Few English-speaking writers have had as much impact on literature and language as Shakespeare. From the storylines that permute through form and time to the sayings like “wild-goose chase” and “break the ice” that speckle our conversations, Shakespeare’s influences are woven into the fabric of our communication.
I love teaching his work for multiple reasons:
Shakespeare shows us the boundlessness of language. One of the most important pivots in a writer’s life is moving from “I am the first person to ever have felt this!” to “I am engaging in a centuries-long conversation about humanity’s shared experience of this.” This pivot shifts writing from unimaginative work (I feel this and therefore it is important.) to insight and creativity (Why do we feel this? How can I represent this in a new way? Is this feeling essential to being human?). Shakespeare is a fabulous impetus for this transition; his representations of love, of grief, of jealousy are not only relatable to a modern audience, but also intensely creative and compelling. If 400 years ago, Shakespeare could write, “Love is a familiar; Love is a devil: there is no evil angel but Love,” and “Love is a spirit all compact of fire, / Not gross to sink, but light, and will aspire,” then we can’t settle for “I love you with my heart.”

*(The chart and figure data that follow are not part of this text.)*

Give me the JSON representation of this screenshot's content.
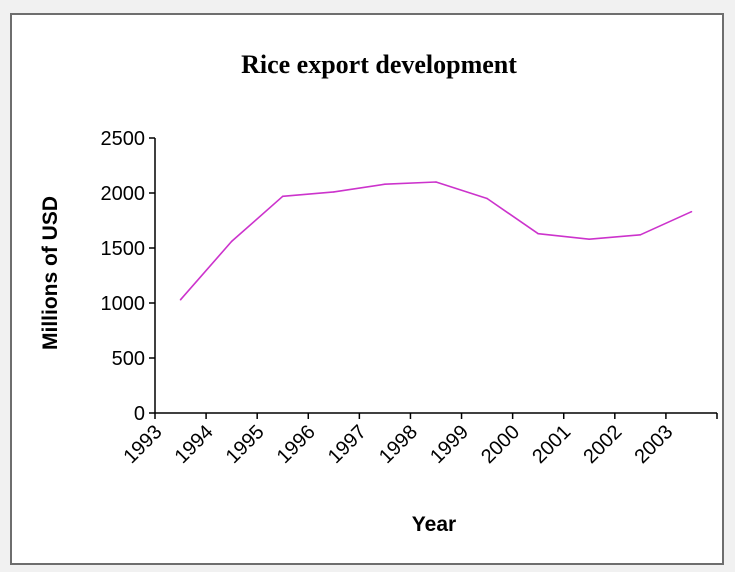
{
  "chart_data": {
    "type": "line",
    "title": "Rice export development",
    "xlabel": "Year",
    "ylabel": "Millions of USD",
    "categories": [
      "1993",
      "1994",
      "1995",
      "1996",
      "1997",
      "1998",
      "1999",
      "2000",
      "2001",
      "2002",
      "2003"
    ],
    "series": [
      {
        "values": [
          1030,
          1560,
          1970,
          2010,
          2080,
          2100,
          1950,
          1630,
          1580,
          1620,
          1830
        ]
      }
    ],
    "yticks": [
      "0",
      "500",
      "1000",
      "1500",
      "2000",
      "2500"
    ],
    "ylim": [
      0,
      2500
    ],
    "grid": false,
    "legend": "none",
    "line_color": "#cc33cc"
  }
}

Shakespeare’s work is wonderfully ambiguous. In a world where answers are only a few swipes away, ambiguity is uncomfortable for many young people. Even popular poets of today–Rupi Kaur, the formidable Amanda Gorman–offer clarity in lieu of obscurity. This can be comforting and powerful, but equally essential is the question: What if there is no clear answer? After watching the Oscar-nominated rendition of The Tragedy of Macbeth, students were split in our discussion: Whose fault was it? Did Macbeth have control over his choices? Did Lady Macbeth force Macbeth to act? Were the witches good or evil? Shakespeare does not give us answers; he gives us questions through which to explore our own concepts of morality. For every answer we reach, there is a complicating factor that pushes us deeper. Grappling with hard, unanswerable questions is essential in the adult world, and Shakespeare offers a perfect playground for that skill-building.
Through performance, imagination blossoms. When the students were assigned to their roles in Macbeth, they had two assignments: to highlight their “can’t-miss” lines and to explore the intentions of their characters. Through this lens, students pulled their characters out of the storyline to ask: Where are they coming from? Where are they going to? What is the ideal outcome for this character? When they approach the text with these genuine questions, the language opens up for them, offering new interpretations and perspectives. I loved watching the students empathize with and embody their characters more and more as they familiarized themselves with their lines.
I’m glad to report that the students did a fabulous job with the content. With only five (!) total days in the unit, students were able to understand the plot of Macbeth, study their lines, block their scenes, select costumes, create a set, write transition scripts, rehearse, and put on a quirky and passionate performance for an enthusiastic staff audience. I’m so grateful for this opportunity for the students to interact with Shakespeare, and for this demonstration of just how much the students can do in a short amount of time.